Used by Presidents such as Herbert Hoover during the Great Depression, and Ronald Regan, it is a policy that has often been used in order to try and reboot a weak economy. In the UK, Margaret Thatcher was also an avid supporter.

However, as noted by The Guardian, if the world’s wealthiest 85 people have as much wealth as the world’s poorest 3.5 billion, then wealth is clearly failing to ‘trickle’.

Why does it not work in practise?

The main draw back of trickle down theory is that it is a political theory, not a mathematical one. Used by those in power to secure votes, trickle down economic policies overwhelmingly move an economy’s wealth towards those who already are wealthy.

Proponents of the theory point to the Laffer curve as proof that tax cuts can increase government revenue.

www.economicshelp.org

The curve shows that if tax rates are increased to 100% then the government earns no money because there is no incentive to work. Equally, if the tax rate is 0% then the government also earns no income. Essentially the curve states that taxes need to fall somewhere between 0% and 100%, although economists are yet to agree on this exact sweet spot. The issue with the curve of course, is that it is too simplistic. It assumes that the only (or the major) effect on government revenue are taxation rates alone, and fails to take other variables into account. It paints an incomplete picture of cause and effect.

In fact, there is a distinct lack of empirical data that correlates an increase in government revenue with cutting top rate tax. Indeed, back in 2015 five of the IMF's top economists released a report saying that the theory should be abandoned all together.
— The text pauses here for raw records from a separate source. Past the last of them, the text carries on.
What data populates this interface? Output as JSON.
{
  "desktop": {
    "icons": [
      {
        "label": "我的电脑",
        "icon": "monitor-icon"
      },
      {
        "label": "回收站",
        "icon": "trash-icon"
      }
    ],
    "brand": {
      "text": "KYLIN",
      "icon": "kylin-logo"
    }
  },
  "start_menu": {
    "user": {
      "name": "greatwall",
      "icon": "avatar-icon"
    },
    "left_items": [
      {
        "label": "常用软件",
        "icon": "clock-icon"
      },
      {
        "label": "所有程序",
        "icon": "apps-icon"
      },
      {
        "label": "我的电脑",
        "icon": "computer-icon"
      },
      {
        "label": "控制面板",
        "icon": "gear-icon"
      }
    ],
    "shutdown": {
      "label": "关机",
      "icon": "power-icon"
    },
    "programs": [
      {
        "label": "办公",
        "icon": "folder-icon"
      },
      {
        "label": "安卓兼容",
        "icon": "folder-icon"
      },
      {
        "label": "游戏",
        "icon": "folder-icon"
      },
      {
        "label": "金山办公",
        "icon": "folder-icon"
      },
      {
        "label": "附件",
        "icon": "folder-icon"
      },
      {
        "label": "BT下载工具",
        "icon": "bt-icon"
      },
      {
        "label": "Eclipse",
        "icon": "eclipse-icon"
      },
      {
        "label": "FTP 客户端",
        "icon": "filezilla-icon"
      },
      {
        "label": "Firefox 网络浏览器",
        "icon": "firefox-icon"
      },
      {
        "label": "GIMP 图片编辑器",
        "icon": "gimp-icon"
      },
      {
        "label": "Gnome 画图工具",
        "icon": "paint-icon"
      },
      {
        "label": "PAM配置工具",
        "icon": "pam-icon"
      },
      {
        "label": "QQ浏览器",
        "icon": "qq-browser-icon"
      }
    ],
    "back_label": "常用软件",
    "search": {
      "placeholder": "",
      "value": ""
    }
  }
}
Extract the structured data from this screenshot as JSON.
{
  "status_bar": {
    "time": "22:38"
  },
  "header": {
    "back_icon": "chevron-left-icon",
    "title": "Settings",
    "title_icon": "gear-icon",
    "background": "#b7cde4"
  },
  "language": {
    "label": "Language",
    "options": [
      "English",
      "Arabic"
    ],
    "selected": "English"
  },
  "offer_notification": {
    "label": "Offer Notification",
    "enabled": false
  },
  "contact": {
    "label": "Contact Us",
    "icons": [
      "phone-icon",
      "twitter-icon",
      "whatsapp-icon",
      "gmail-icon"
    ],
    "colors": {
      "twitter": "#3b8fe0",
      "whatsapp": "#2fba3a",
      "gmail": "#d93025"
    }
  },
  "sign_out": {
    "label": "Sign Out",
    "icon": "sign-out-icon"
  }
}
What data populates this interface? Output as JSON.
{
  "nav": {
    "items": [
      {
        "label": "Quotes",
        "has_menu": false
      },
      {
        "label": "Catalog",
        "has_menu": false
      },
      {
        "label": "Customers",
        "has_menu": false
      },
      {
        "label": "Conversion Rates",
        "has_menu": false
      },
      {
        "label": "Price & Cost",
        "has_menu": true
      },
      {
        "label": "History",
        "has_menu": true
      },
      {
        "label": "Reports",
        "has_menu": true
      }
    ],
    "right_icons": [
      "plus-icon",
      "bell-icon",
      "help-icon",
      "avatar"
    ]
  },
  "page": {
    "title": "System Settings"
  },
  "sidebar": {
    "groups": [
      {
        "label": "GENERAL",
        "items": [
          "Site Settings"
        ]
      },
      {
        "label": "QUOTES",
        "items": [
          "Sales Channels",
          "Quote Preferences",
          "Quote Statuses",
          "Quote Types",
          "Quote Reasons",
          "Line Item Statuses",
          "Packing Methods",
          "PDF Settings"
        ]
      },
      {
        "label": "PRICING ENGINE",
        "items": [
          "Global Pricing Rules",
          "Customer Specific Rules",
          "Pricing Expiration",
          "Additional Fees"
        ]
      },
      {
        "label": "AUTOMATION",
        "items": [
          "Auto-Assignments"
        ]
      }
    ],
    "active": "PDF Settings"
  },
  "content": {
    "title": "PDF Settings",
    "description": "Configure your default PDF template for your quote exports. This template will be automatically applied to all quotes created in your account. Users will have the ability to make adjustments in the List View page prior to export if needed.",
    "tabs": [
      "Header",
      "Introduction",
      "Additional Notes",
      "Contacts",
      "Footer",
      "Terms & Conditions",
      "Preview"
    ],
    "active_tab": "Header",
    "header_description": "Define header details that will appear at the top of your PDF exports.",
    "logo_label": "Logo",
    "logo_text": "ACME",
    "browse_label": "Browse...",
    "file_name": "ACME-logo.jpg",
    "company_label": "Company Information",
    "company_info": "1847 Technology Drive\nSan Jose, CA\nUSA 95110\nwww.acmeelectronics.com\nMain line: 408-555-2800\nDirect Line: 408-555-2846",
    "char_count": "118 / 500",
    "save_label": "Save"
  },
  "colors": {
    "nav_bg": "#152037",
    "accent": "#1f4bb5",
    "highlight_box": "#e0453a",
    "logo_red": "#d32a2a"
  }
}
Trickle down economics today

The appeal of cutting taxes is that its effects are fast and easy to see. People with more money in their pockets spend more, theoretically. However, if we look at recent data from the UK, numbers show that by 2023-24 the tax benefit packages put forward by the British Government since 2015 will have provided more benefit for the richest fifth of households than the poorest. According to the Guardian,

“The overall package of tax and benefit changes announced since 2015 will deliver an average gain of £390 for the richest fifth of households in 2023-24, the thinktank found, compared to an average loss of £400 for the poorest fifth.”

In fact, according to the Office of National Statistics, income inequality actually rose at the end of the 2018 financial year, from 31.4% to 32.5%.